Urban renewal and the construction of I-235 killed the thriving Center Street community, a Black business district northwest of downtown Des Moines. Black business leaders in the early 1900s began conceiving the ideas behind Center Street, which lasted from the 1940s-1970s, according to historical records. Some of Center Street's amenities, according to the African American Museum of Iowa's searchable collections and the Iowa State Historical Society , included the Crescent School of Beauty Culture, DePatten's Launderette and Grill, physicians, a pharmacy, jazz and supper clubs, beauty salons and barber shops, restaurants, homes, apartments and boarding houses.
Freeway construction split the Black community and ended its cohesiveness. City leaders then turned toward the pursuit of new development, according to a state historian.

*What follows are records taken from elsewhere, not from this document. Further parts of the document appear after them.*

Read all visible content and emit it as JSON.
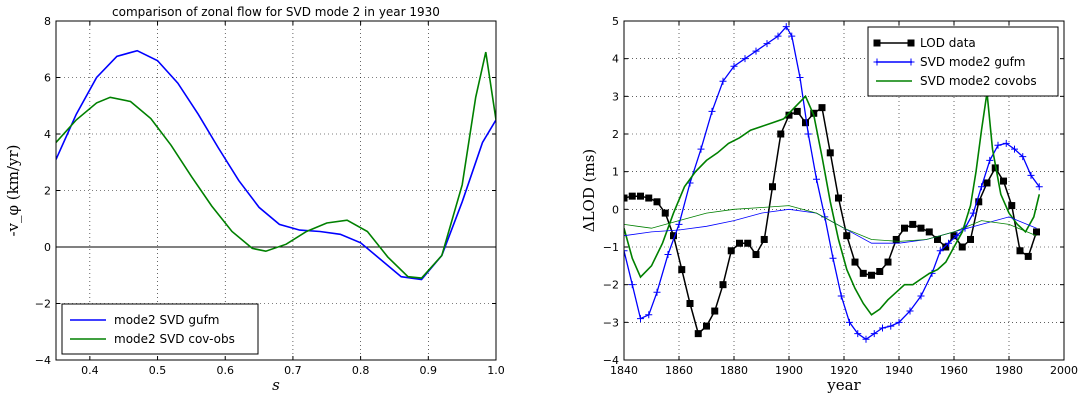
{
  "chart_data": [
    {
      "type": "line",
      "title": "comparison of zonal flow for SVD mode 2 in year 1930",
      "xlabel": "s",
      "ylabel": "-v_φ  (km/yr)",
      "xlim": [
        0.35,
        1.0
      ],
      "ylim": [
        -4,
        8
      ],
      "xticks": [
        "0.4",
        "0.5",
        "0.6",
        "0.7",
        "0.8",
        "0.9",
        "1.0"
      ],
      "yticks": [
        "−4",
        "−2",
        "0",
        "2",
        "4",
        "6",
        "8"
      ],
      "grid": true,
      "legend": "lower-left",
      "series": [
        {
          "name": "mode2 SVD gufm",
          "color": "#0000ff",
          "x": [
            0.35,
            0.38,
            0.41,
            0.44,
            0.47,
            0.5,
            0.53,
            0.56,
            0.59,
            0.62,
            0.65,
            0.68,
            0.71,
            0.74,
            0.77,
            0.8,
            0.83,
            0.86,
            0.89,
            0.92,
            0.95,
            0.98,
            1.0
          ],
          "y": [
            3.1,
            4.7,
            6.0,
            6.75,
            6.95,
            6.6,
            5.8,
            4.7,
            3.5,
            2.35,
            1.4,
            0.8,
            0.6,
            0.55,
            0.45,
            0.15,
            -0.45,
            -1.05,
            -1.15,
            -0.3,
            1.6,
            3.7,
            4.5
          ]
        },
        {
          "name": "mode2 SVD cov-obs",
          "color": "#008000",
          "x": [
            0.35,
            0.38,
            0.41,
            0.43,
            0.46,
            0.49,
            0.52,
            0.55,
            0.58,
            0.61,
            0.64,
            0.66,
            0.69,
            0.72,
            0.75,
            0.78,
            0.81,
            0.84,
            0.87,
            0.89,
            0.92,
            0.95,
            0.97,
            0.985,
            1.0
          ],
          "y": [
            3.7,
            4.5,
            5.1,
            5.3,
            5.15,
            4.55,
            3.6,
            2.5,
            1.45,
            0.55,
            -0.05,
            -0.15,
            0.1,
            0.55,
            0.85,
            0.95,
            0.55,
            -0.35,
            -1.05,
            -1.1,
            -0.3,
            2.2,
            5.3,
            6.9,
            4.5
          ]
        }
      ],
      "hline": 0
    },
    {
      "type": "line",
      "xlabel": "year",
      "ylabel": "ΔLOD (ms)",
      "xlim": [
        1840,
        2000
      ],
      "ylim": [
        -4,
        5
      ],
      "xticks": [
        "1840",
        "1860",
        "1880",
        "1900",
        "1920",
        "1940",
        "1960",
        "1980",
        "2000"
      ],
      "yticks": [
        "−4",
        "−3",
        "−2",
        "−1",
        "0",
        "1",
        "2",
        "3",
        "4",
        "5"
      ],
      "grid": true,
      "legend": "top-right",
      "series": [
        {
          "name": "LOD data",
          "color": "#000000",
          "marker": "square",
          "x": [
            1840,
            1843,
            1846,
            1849,
            1852,
            1855,
            1858,
            1861,
            1864,
            1867,
            1870,
            1873,
            1876,
            1879,
            1882,
            1885,
            1888,
            1891,
            1894,
            1897,
            1900,
            1903,
            1906,
            1909,
            1912,
            1915,
            1918,
            1921,
            1924,
            1927,
            1930,
            1933,
            1936,
            1939,
            1942,
            1945,
            1948,
            1951,
            1954,
            1957,
            1960,
            1963,
            1966,
            1969,
            1972,
            1975,
            1978,
            1981,
            1984,
            1987,
            1990
          ],
          "y": [
            0.3,
            0.35,
            0.35,
            0.3,
            0.2,
            -0.1,
            -0.7,
            -1.6,
            -2.5,
            -3.3,
            -3.1,
            -2.7,
            -2.0,
            -1.1,
            -0.9,
            -0.9,
            -1.2,
            -0.8,
            0.6,
            2.0,
            2.5,
            2.6,
            2.3,
            2.55,
            2.7,
            1.5,
            0.3,
            -0.7,
            -1.4,
            -1.7,
            -1.75,
            -1.65,
            -1.4,
            -0.8,
            -0.5,
            -0.4,
            -0.5,
            -0.6,
            -0.8,
            -1.0,
            -0.7,
            -1.0,
            -0.8,
            0.2,
            0.7,
            1.1,
            0.75,
            0.1,
            -1.1,
            -1.25,
            -0.6
          ]
        },
        {
          "name": "SVD mode2 gufm",
          "color": "#0000ff",
          "marker": "plus",
          "x": [
            1840,
            1843,
            1846,
            1849,
            1852,
            1856,
            1860,
            1864,
            1868,
            1872,
            1876,
            1880,
            1884,
            1888,
            1892,
            1896,
            1899,
            1901,
            1904,
            1907,
            1910,
            1913,
            1916,
            1919,
            1922,
            1925,
            1928,
            1931,
            1934,
            1937,
            1940,
            1944,
            1948,
            1952,
            1955,
            1958,
            1961,
            1964,
            1967,
            1970,
            1973,
            1976,
            1979,
            1982,
            1985,
            1988,
            1991
          ],
          "y": [
            -1.1,
            -2.0,
            -2.9,
            -2.8,
            -2.2,
            -1.2,
            -0.4,
            0.7,
            1.6,
            2.6,
            3.4,
            3.8,
            4.0,
            4.2,
            4.4,
            4.6,
            4.85,
            4.6,
            3.5,
            2.0,
            0.8,
            -0.2,
            -1.3,
            -2.3,
            -3.0,
            -3.3,
            -3.45,
            -3.3,
            -3.15,
            -3.1,
            -3.0,
            -2.7,
            -2.3,
            -1.7,
            -1.1,
            -0.9,
            -0.7,
            -0.5,
            -0.1,
            0.6,
            1.3,
            1.7,
            1.75,
            1.6,
            1.4,
            0.9,
            0.6
          ]
        },
        {
          "name": "SVD mode2 covobs",
          "color": "#008000",
          "x": [
            1840,
            1843,
            1846,
            1850,
            1854,
            1858,
            1862,
            1866,
            1870,
            1874,
            1878,
            1882,
            1886,
            1890,
            1894,
            1898,
            1902,
            1906,
            1909,
            1912,
            1915,
            1918,
            1921,
            1924,
            1927,
            1930,
            1933,
            1936,
            1939,
            1942,
            1945,
            1948,
            1951,
            1954,
            1957,
            1960,
            1963,
            1966,
            1968,
            1970,
            1972,
            1974,
            1977,
            1980,
            1983,
            1986,
            1989,
            1991
          ],
          "y": [
            -0.5,
            -1.3,
            -1.8,
            -1.5,
            -0.9,
            -0.1,
            0.6,
            1.0,
            1.3,
            1.5,
            1.75,
            1.9,
            2.1,
            2.2,
            2.3,
            2.4,
            2.7,
            3.0,
            2.5,
            1.4,
            0.2,
            -0.8,
            -1.6,
            -2.1,
            -2.5,
            -2.8,
            -2.65,
            -2.4,
            -2.2,
            -2.0,
            -2.0,
            -1.85,
            -1.7,
            -1.6,
            -1.4,
            -1.0,
            -0.6,
            0.1,
            1.0,
            2.1,
            3.1,
            1.6,
            0.4,
            -0.1,
            -0.4,
            -0.6,
            -0.2,
            0.4
          ]
        },
        {
          "name": "",
          "color": "#0000ff",
          "thin": true,
          "x": [
            1840,
            1850,
            1860,
            1870,
            1880,
            1890,
            1900,
            1910,
            1920,
            1930,
            1940,
            1950,
            1960,
            1970,
            1980,
            1990
          ],
          "y": [
            -0.7,
            -0.6,
            -0.55,
            -0.45,
            -0.3,
            -0.1,
            0.0,
            -0.1,
            -0.5,
            -0.9,
            -0.9,
            -0.8,
            -0.6,
            -0.4,
            -0.2,
            -0.5
          ]
        },
        {
          "name": "",
          "color": "#008000",
          "thin": true,
          "x": [
            1840,
            1850,
            1860,
            1870,
            1880,
            1890,
            1900,
            1910,
            1920,
            1930,
            1940,
            1950,
            1960,
            1970,
            1980,
            1990
          ],
          "y": [
            -0.4,
            -0.5,
            -0.3,
            -0.1,
            0.0,
            0.05,
            0.1,
            -0.1,
            -0.5,
            -0.8,
            -0.85,
            -0.8,
            -0.6,
            -0.3,
            -0.4,
            -0.7
          ]
        }
      ]
    }
  ]
}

"This has been particularly apparent in Iowa's historically African American neighborhoods, which have endured higher-than-average demolition rates as well as waves of new arrivals who have little interest in the history of the community or the preservation of its historic fabric and culture," wrote historian Laura Sadowsky in an article on Medium.
U.S. highway projects across the country decimated Black communities, including the Rondo Neighborhood in St. Paul, Minnesota, among many others.

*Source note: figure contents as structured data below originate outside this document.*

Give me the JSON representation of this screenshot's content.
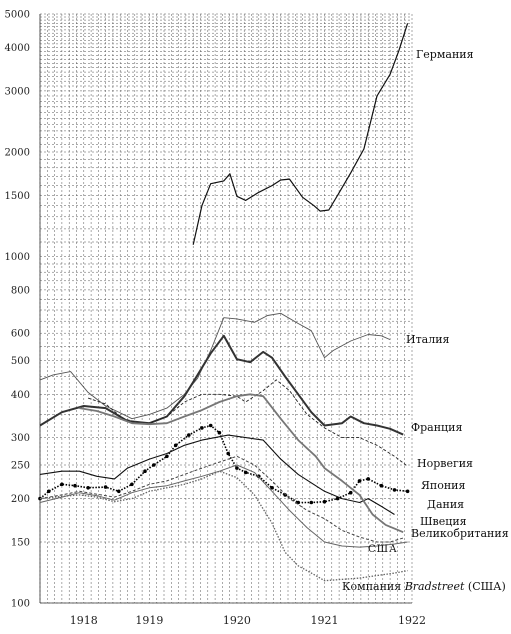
{
  "chart_data": {
    "type": "line",
    "title": "",
    "xlabel": "",
    "ylabel": "",
    "yscale": "log",
    "ylim": [
      100,
      5000
    ],
    "xlim": [
      1917.75,
      1922.0
    ],
    "x_ticks": [
      {
        "x": 1918.25,
        "label": "1918"
      },
      {
        "x": 1919.0,
        "label": "1919"
      },
      {
        "x": 1920.0,
        "label": "1920"
      },
      {
        "x": 1921.0,
        "label": "1921"
      },
      {
        "x": 1922.0,
        "label": "1922"
      }
    ],
    "y_ticks": [
      {
        "v": 100,
        "label": "100"
      },
      {
        "v": 150,
        "label": "150"
      },
      {
        "v": 200,
        "label": "200"
      },
      {
        "v": 250,
        "label": "250"
      },
      {
        "v": 300,
        "label": "300"
      },
      {
        "v": 400,
        "label": "400"
      },
      {
        "v": 500,
        "label": "500"
      },
      {
        "v": 600,
        "label": "600"
      },
      {
        "v": 800,
        "label": "800"
      },
      {
        "v": 1000,
        "label": "1000"
      },
      {
        "v": 1500,
        "label": "1500"
      },
      {
        "v": 2000,
        "label": "2000"
      },
      {
        "v": 3000,
        "label": "3000"
      },
      {
        "v": 4000,
        "label": "4000"
      },
      {
        "v": 5000,
        "label": "5000"
      }
    ],
    "grid": true,
    "series": [
      {
        "name": "Германия",
        "color": "#111111",
        "style": "solid",
        "width": 1.2,
        "x": [
          1919.5,
          1919.6,
          1919.7,
          1919.85,
          1919.92,
          1920.0,
          1920.1,
          1920.25,
          1920.4,
          1920.5,
          1920.6,
          1920.75,
          1920.88,
          1920.95,
          1921.05,
          1921.15,
          1921.3,
          1921.45,
          1921.6,
          1921.75,
          1921.85,
          1921.95
        ],
        "y": [
          1080,
          1400,
          1620,
          1650,
          1730,
          1490,
          1450,
          1530,
          1600,
          1660,
          1670,
          1480,
          1400,
          1350,
          1360,
          1500,
          1740,
          2040,
          2900,
          3350,
          3920,
          4700
        ]
      },
      {
        "name": "Италия",
        "color": "#555555",
        "style": "solid",
        "width": 0.9,
        "x": [
          1917.75,
          1917.9,
          1918.1,
          1918.3,
          1918.5,
          1918.65,
          1918.8,
          1919.0,
          1919.2,
          1919.4,
          1919.55,
          1919.7,
          1919.85,
          1920.0,
          1920.2,
          1920.35,
          1920.5,
          1920.7,
          1920.85,
          1921.0,
          1921.1,
          1921.3,
          1921.5,
          1921.65,
          1921.75
        ],
        "y": [
          440,
          455,
          465,
          405,
          370,
          355,
          340,
          350,
          365,
          400,
          445,
          535,
          665,
          660,
          645,
          675,
          685,
          640,
          610,
          510,
          535,
          570,
          595,
          590,
          575
        ]
      },
      {
        "name": "Франция",
        "color": "#333333",
        "style": "solid",
        "width": 2.0,
        "x": [
          1917.75,
          1918.0,
          1918.25,
          1918.5,
          1918.75,
          1919.0,
          1919.2,
          1919.4,
          1919.55,
          1919.7,
          1919.85,
          1920.0,
          1920.15,
          1920.3,
          1920.4,
          1920.55,
          1920.7,
          1920.85,
          1921.0,
          1921.2,
          1921.3,
          1921.45,
          1921.6,
          1921.75,
          1921.9
        ],
        "y": [
          325,
          355,
          370,
          365,
          335,
          330,
          345,
          395,
          455,
          525,
          590,
          505,
          495,
          530,
          510,
          450,
          400,
          355,
          325,
          330,
          345,
          330,
          325,
          318,
          306
        ]
      },
      {
        "name": "Норвегия",
        "color": "#222222",
        "style": "dashed",
        "width": 0.9,
        "x": [
          1918.3,
          1918.5,
          1918.7,
          1918.9,
          1919.0,
          1919.2,
          1919.4,
          1919.6,
          1919.8,
          1920.0,
          1920.1,
          1920.3,
          1920.45,
          1920.6,
          1920.8,
          1921.0,
          1921.2,
          1921.4,
          1921.6,
          1921.8,
          1921.95
        ],
        "y": [
          390,
          375,
          340,
          330,
          330,
          345,
          380,
          400,
          400,
          395,
          380,
          410,
          440,
          410,
          350,
          320,
          300,
          300,
          285,
          265,
          248
        ]
      },
      {
        "name": "Япония",
        "color": "#000000",
        "style": "dotted",
        "width": 1.6,
        "markers": true,
        "x": [
          1917.75,
          1917.85,
          1918.0,
          1918.15,
          1918.3,
          1918.5,
          1918.65,
          1918.8,
          1918.95,
          1919.05,
          1919.2,
          1919.3,
          1919.45,
          1919.6,
          1919.7,
          1919.8,
          1919.9,
          1920.0,
          1920.1,
          1920.25,
          1920.4,
          1920.55,
          1920.7,
          1920.85,
          1921.0,
          1921.15,
          1921.3,
          1921.4,
          1921.5,
          1921.65,
          1921.8,
          1921.95
        ],
        "y": [
          200,
          210,
          220,
          218,
          215,
          216,
          210,
          220,
          240,
          250,
          265,
          285,
          305,
          320,
          325,
          310,
          270,
          245,
          238,
          232,
          215,
          205,
          195,
          195,
          196,
          200,
          208,
          225,
          228,
          218,
          212,
          210
        ]
      },
      {
        "name": "Дания",
        "color": "#111111",
        "style": "solid",
        "width": 1.1,
        "x": [
          1917.75,
          1918.0,
          1918.2,
          1918.4,
          1918.6,
          1918.75,
          1919.0,
          1919.2,
          1919.4,
          1919.6,
          1919.75,
          1919.9,
          1920.1,
          1920.3,
          1920.5,
          1920.7,
          1920.9,
          1921.0,
          1921.2,
          1921.4,
          1921.5,
          1921.65,
          1921.8
        ],
        "y": [
          235,
          240,
          240,
          232,
          228,
          245,
          260,
          270,
          285,
          295,
          300,
          305,
          300,
          295,
          260,
          235,
          218,
          210,
          200,
          195,
          200,
          190,
          180
        ]
      },
      {
        "name": "Швеция",
        "color": "#777777",
        "style": "solid",
        "width": 1.8,
        "x": [
          1918.2,
          1918.4,
          1918.6,
          1918.8,
          1919.0,
          1919.2,
          1919.4,
          1919.6,
          1919.8,
          1920.0,
          1920.15,
          1920.3,
          1920.5,
          1920.7,
          1920.9,
          1921.0,
          1921.2,
          1921.4,
          1921.55,
          1921.7,
          1921.9
        ],
        "y": [
          365,
          358,
          345,
          330,
          328,
          330,
          345,
          360,
          380,
          395,
          400,
          395,
          340,
          295,
          265,
          245,
          225,
          205,
          180,
          168,
          160
        ]
      },
      {
        "name": "Великобритания",
        "color": "#444444",
        "style": "dashed",
        "width": 1.0,
        "x": [
          1917.75,
          1918.0,
          1918.2,
          1918.4,
          1918.6,
          1918.8,
          1919.0,
          1919.2,
          1919.4,
          1919.6,
          1919.8,
          1920.0,
          1920.2,
          1920.4,
          1920.6,
          1920.8,
          1921.0,
          1921.2,
          1921.4,
          1921.6,
          1921.75,
          1921.9
        ],
        "y": [
          200,
          205,
          210,
          206,
          202,
          210,
          220,
          225,
          235,
          245,
          255,
          265,
          250,
          225,
          200,
          185,
          175,
          162,
          155,
          150,
          150,
          154
        ]
      },
      {
        "name": "США",
        "color": "#666666",
        "style": "solid",
        "width": 1.0,
        "x": [
          1917.75,
          1918.0,
          1918.2,
          1918.4,
          1918.6,
          1918.8,
          1919.0,
          1919.2,
          1919.4,
          1919.6,
          1919.8,
          1920.0,
          1920.2,
          1920.4,
          1920.6,
          1920.8,
          1921.0,
          1921.2,
          1921.4,
          1921.6,
          1921.8,
          1921.95
        ],
        "y": [
          195,
          202,
          208,
          204,
          198,
          208,
          215,
          218,
          225,
          232,
          240,
          250,
          238,
          210,
          185,
          165,
          150,
          146,
          145,
          146,
          148,
          150
        ]
      },
      {
        "name": "Компания Bradstreet (США)",
        "color": "#666666",
        "style": "dotted",
        "width": 1.3,
        "x": [
          1917.75,
          1918.0,
          1918.2,
          1918.4,
          1918.6,
          1918.8,
          1919.0,
          1919.2,
          1919.4,
          1919.6,
          1919.8,
          1920.0,
          1920.2,
          1920.4,
          1920.55,
          1920.7,
          1920.9,
          1921.0,
          1921.2,
          1921.4,
          1921.6,
          1921.8,
          1921.95
        ],
        "y": [
          200,
          203,
          205,
          202,
          196,
          200,
          210,
          215,
          220,
          228,
          240,
          230,
          205,
          170,
          140,
          128,
          120,
          116,
          117,
          118,
          120,
          122,
          124
        ]
      }
    ],
    "series_labels": [
      {
        "text": "Германия"
      },
      {
        "text": "Италия"
      },
      {
        "text": "Франция"
      },
      {
        "text": "Норвегия"
      },
      {
        "text": "Япония"
      },
      {
        "text": "Дания"
      },
      {
        "text": "Швеция"
      },
      {
        "text": "Великобритания"
      },
      {
        "text": "США"
      },
      {
        "text": "Компания Bradstreet (США)",
        "prefix": "Компания ",
        "italic": "Bradstreet",
        "suffix": " (США)"
      }
    ]
  }
}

Buttigieg told theGrio: "There is racism physically built into some of our highways, and that’s why the jobs plan has specifically committed to reconnect some of the communities that were divided by these dollars."
More on Sixth Avenue: 6th Avenue Flats
"Located in the heart of the city, the 6th Avenue Flats is joint project between HDG and Youth and Shelter Services (YSS) to provide housing to homeless youth in the Foster Care Program of Iowa. A portion of the 42 apartments will be reserved for YSS youth who have been homeless and are in the foster care program." — 6th Avenue Flats website.
Just north of 6th and University avenues, 6th Avenue Flats dominates the scenery. Bye said the lot that houses 6th Avenue Flats, currently under construction, had been vacant for years. It will also contain a mix of affordable housing and space for small business owners who will reside in the building, she said.
6th Avenue Flats in Des Moines. Photos by Black Iowa News.